Credit: Courtesy Everett Collection
‘Scarface’
Visionary director Brian de Palma was initially dead set against Pfeiffer auditioning for his remake of 1932 gangster movie Scarface because of her involvement in Grease 2.
Producer Martin Bregman convinced de Palma to give Pfeiffer a chance, and she impressed the filmmaker so much that he cast her as drug-addicted gangster’s moll Elvira Hancock over frontrunners Glenn Close and Sigourney Weaver.
The sheer amount of brutal violence and drug abuse depicted in Scarface made the film extremely controversial at the time of its release in 1983.
However, Scarface stood the test of time as a huge influence on hip-hop culture and is now often ranked as one of the greatest gangster movies ever made.
Pfeiffer admitted on “The Skinny Confidential” podcast in 2023 that filming Scarface was a grueling process, both physically and emotionally.

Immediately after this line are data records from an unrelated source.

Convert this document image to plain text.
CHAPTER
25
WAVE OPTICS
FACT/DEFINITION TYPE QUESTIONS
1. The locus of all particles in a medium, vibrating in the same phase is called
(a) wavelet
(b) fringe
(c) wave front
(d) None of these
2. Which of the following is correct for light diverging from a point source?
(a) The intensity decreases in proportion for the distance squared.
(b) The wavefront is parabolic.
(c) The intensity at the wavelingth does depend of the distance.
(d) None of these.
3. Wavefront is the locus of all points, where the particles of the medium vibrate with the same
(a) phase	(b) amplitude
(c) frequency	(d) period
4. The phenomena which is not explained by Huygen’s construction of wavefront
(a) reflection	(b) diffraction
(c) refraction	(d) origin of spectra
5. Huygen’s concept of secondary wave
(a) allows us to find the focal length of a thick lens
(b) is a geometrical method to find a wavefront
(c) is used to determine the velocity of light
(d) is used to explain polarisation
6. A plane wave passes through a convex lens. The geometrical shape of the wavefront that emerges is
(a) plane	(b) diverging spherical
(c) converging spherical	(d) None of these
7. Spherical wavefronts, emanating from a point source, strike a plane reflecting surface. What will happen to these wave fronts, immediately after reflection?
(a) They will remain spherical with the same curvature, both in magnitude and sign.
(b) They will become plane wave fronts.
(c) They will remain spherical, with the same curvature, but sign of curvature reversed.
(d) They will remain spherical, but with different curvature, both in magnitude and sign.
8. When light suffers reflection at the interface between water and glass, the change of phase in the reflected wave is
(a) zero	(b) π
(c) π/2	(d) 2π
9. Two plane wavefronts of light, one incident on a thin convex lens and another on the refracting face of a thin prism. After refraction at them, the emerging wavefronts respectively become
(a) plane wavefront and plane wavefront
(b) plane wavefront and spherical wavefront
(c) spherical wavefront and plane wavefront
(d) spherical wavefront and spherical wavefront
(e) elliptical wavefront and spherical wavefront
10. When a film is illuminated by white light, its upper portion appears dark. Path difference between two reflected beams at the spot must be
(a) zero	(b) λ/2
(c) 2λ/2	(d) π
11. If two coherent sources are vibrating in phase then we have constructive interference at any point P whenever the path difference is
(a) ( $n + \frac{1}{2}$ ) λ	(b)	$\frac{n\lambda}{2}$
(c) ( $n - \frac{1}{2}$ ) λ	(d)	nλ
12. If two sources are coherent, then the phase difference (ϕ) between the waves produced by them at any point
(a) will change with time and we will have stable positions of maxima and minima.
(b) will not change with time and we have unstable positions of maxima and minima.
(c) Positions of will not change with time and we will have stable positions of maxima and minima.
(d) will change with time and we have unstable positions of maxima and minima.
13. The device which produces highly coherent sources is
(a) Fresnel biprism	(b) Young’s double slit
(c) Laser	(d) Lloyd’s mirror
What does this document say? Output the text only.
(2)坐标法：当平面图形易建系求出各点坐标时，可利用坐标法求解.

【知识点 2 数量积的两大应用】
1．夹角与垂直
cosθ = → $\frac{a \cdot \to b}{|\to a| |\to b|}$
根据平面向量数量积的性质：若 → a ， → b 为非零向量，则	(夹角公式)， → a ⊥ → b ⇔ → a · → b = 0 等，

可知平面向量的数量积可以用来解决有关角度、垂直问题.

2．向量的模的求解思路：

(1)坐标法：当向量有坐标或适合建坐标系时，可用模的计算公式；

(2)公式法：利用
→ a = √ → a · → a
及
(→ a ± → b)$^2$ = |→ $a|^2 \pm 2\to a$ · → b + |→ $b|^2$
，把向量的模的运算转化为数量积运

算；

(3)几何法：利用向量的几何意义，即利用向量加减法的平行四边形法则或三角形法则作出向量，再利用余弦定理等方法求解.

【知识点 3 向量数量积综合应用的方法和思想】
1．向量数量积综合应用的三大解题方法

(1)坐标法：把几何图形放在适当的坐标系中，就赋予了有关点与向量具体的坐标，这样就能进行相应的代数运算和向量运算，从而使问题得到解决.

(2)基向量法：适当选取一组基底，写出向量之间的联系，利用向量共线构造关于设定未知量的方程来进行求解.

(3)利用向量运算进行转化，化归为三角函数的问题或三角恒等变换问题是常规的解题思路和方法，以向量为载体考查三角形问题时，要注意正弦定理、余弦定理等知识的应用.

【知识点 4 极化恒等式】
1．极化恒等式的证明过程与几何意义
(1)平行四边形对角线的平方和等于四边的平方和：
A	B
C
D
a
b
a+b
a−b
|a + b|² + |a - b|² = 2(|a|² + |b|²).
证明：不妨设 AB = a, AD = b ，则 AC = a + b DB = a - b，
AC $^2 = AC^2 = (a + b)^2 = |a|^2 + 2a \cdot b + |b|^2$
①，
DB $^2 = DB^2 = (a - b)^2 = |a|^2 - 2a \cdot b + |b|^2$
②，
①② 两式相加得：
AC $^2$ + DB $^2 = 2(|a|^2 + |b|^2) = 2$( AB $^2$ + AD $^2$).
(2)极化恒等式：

“I cried myself to sleep almost every night on Scarface,” she remembered. “It was obviously a huge deal for me. Al [Pacino] wanted someone else, understandably so. I mean, I’m the girl from Grease 2, you know what I mean? I was just sort of … Then like a month later, they called me back for a screen test. And I was, it was mixed because I was kind of, by that point, so happy to be out of my misery, and I was being tortured.”
Pfeiffer mentioned that her biggest worry throughout Scarface’s production was whether or not she would “be bad” in the finished film.
“I had such a lack of hope that I would ever get this part. I was so chill. I mean, I just walked in, and I did a really good screen test, and that’s how I got the part,” she added.